Lopez, the Tiger Woods of the women’s game in the States when she was racking up title after title in the 70s and 80s, was in from the start in this transatlantic event, having partnered Pat Bradley against Laura Davies and Alison Nicholas in the opening game in the inaugural encounter at Lake Nona in Florida in 1990.
She then captained a winning home team at Crooked Stick in 2005 and now, for the third match in a row, is one of Juli Inkster’s trusted lieutenants, providing bags of knowledge to the current US skipper along with the equally-experienced Pat Hurst and Wendy Ward.

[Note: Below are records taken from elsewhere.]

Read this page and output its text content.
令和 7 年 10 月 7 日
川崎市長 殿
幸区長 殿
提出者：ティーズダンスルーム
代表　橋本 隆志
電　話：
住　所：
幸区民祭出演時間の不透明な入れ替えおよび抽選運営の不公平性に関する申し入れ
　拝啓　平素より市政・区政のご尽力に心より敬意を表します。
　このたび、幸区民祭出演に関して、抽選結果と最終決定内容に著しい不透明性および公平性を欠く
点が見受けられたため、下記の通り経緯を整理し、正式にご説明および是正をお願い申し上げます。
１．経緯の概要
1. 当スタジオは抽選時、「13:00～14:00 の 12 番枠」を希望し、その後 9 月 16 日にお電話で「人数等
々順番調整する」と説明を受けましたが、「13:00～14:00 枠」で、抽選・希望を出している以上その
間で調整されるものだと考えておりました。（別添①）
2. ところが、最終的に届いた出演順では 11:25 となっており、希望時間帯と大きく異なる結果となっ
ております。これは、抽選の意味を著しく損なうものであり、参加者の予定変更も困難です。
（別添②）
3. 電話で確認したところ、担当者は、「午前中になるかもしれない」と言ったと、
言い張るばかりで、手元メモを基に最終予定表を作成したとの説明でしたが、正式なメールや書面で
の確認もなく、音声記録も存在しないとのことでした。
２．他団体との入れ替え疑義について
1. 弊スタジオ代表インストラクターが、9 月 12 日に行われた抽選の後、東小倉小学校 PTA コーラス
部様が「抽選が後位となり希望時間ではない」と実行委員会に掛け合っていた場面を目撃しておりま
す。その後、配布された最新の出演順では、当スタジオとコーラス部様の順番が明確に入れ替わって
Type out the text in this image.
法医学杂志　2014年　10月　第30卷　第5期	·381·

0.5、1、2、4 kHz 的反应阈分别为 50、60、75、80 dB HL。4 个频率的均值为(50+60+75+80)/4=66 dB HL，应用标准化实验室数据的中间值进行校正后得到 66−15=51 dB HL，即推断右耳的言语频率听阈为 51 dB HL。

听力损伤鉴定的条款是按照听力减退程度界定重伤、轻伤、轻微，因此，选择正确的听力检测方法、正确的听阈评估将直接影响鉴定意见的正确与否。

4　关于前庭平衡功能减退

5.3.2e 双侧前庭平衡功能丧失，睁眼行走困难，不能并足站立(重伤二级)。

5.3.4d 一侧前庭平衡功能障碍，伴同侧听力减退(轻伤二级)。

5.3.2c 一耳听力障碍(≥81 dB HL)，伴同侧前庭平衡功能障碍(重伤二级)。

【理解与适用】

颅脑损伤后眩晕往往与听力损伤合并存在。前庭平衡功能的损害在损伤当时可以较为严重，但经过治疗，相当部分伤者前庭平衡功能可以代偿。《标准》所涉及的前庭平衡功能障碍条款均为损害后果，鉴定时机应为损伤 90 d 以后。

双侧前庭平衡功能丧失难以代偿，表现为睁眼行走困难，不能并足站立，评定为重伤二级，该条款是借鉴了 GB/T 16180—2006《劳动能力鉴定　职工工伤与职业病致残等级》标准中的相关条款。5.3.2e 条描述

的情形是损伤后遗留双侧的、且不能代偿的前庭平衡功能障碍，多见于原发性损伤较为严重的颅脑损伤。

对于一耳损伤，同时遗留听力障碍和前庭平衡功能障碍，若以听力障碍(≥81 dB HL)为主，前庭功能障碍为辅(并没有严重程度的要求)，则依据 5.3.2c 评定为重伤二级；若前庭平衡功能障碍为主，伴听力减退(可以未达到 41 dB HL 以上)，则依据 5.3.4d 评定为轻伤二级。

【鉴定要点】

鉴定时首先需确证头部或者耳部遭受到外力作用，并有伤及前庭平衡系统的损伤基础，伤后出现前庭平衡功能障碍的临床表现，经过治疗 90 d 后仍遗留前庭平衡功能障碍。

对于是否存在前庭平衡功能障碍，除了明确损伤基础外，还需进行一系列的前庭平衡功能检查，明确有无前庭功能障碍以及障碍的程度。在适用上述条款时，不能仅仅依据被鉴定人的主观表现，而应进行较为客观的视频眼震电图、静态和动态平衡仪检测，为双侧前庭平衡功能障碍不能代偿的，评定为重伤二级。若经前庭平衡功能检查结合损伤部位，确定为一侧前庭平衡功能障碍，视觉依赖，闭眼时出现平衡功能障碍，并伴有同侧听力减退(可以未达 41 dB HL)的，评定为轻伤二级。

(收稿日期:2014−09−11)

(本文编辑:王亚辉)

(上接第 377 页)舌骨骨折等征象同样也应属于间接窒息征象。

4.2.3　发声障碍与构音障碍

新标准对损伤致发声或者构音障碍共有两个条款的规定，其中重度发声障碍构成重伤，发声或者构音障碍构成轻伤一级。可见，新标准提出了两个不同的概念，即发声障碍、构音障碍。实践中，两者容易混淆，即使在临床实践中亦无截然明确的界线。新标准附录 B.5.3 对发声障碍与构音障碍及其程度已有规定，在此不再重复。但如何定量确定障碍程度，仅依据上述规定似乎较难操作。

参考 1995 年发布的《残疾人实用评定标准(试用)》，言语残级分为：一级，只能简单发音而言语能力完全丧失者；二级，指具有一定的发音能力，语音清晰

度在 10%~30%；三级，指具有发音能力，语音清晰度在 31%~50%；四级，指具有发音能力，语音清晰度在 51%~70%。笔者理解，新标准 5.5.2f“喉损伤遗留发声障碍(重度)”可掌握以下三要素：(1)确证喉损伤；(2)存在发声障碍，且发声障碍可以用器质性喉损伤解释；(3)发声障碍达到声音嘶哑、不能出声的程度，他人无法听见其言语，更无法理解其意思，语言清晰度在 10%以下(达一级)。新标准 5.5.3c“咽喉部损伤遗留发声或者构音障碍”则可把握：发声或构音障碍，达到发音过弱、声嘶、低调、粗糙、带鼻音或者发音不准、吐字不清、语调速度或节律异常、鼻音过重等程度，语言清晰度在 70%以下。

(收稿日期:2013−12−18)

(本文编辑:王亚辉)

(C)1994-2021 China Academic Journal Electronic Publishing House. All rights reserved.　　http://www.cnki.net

“Juli is our leader and we are all very comfortable, having established that over the past six years because all four of us have been together in that time,” said Lopez, a Rolex ambassador since 1977. “The players are very comfortable with us, which is great. If there are any issues, we calm those pretty quickly.”
According to Phil Mickelson as he famously threw his captain under the bus, that wasn’t the case with Tom Watson in the Ryder Cup here in 2014. “It’s definitely important to stay connected with the players and, for Tom, it probably was overwhelming,” noted Lopez of that match being the first Watson had actually attended since his winning captaincy at The Belfry in 1993. “He didn’t know the players any more.” It seemed the Americans had found something when a side led by Davis Love won at Hazeltine two years later only for Jim Furyk’s star-studded team to suffer a hammering in France just under 12 months ago.
“I look at the Ryder Cup and it makes me crazy that the Americans can’t win,” said Lopez, a 48-time LPGA winner. “But I think it is because the Europeans are bonding all the time. They are playing together all the time. They are friends all the time. The Americans are friends, but they do a lot of things individually. The Europeans hang out more and the Americans are more individual. The two years I was captain, they [her players] were very individual. I made them do stuff together. I didn’t text them or email. I called them. We even went on a motorhome from one tournament to another.”
For Lopez, this week is almost certainly her last hurrah. “It is kind of sad this is eventually going to stop for us, but it has been so much fun for me to be a part of it,” she said. “The competition is fiercer, definitely fiercer. We are all friends, but friendship kind of goes away during the event now. I never saw that before.
“Sunday night we are back being friends, win or lose, but there’s a lot of separation. We still say ‘hi’. But there’s a coldness there. It’s sort of, ‘we are here to win and we don’t want to get too friendly with you right now’.”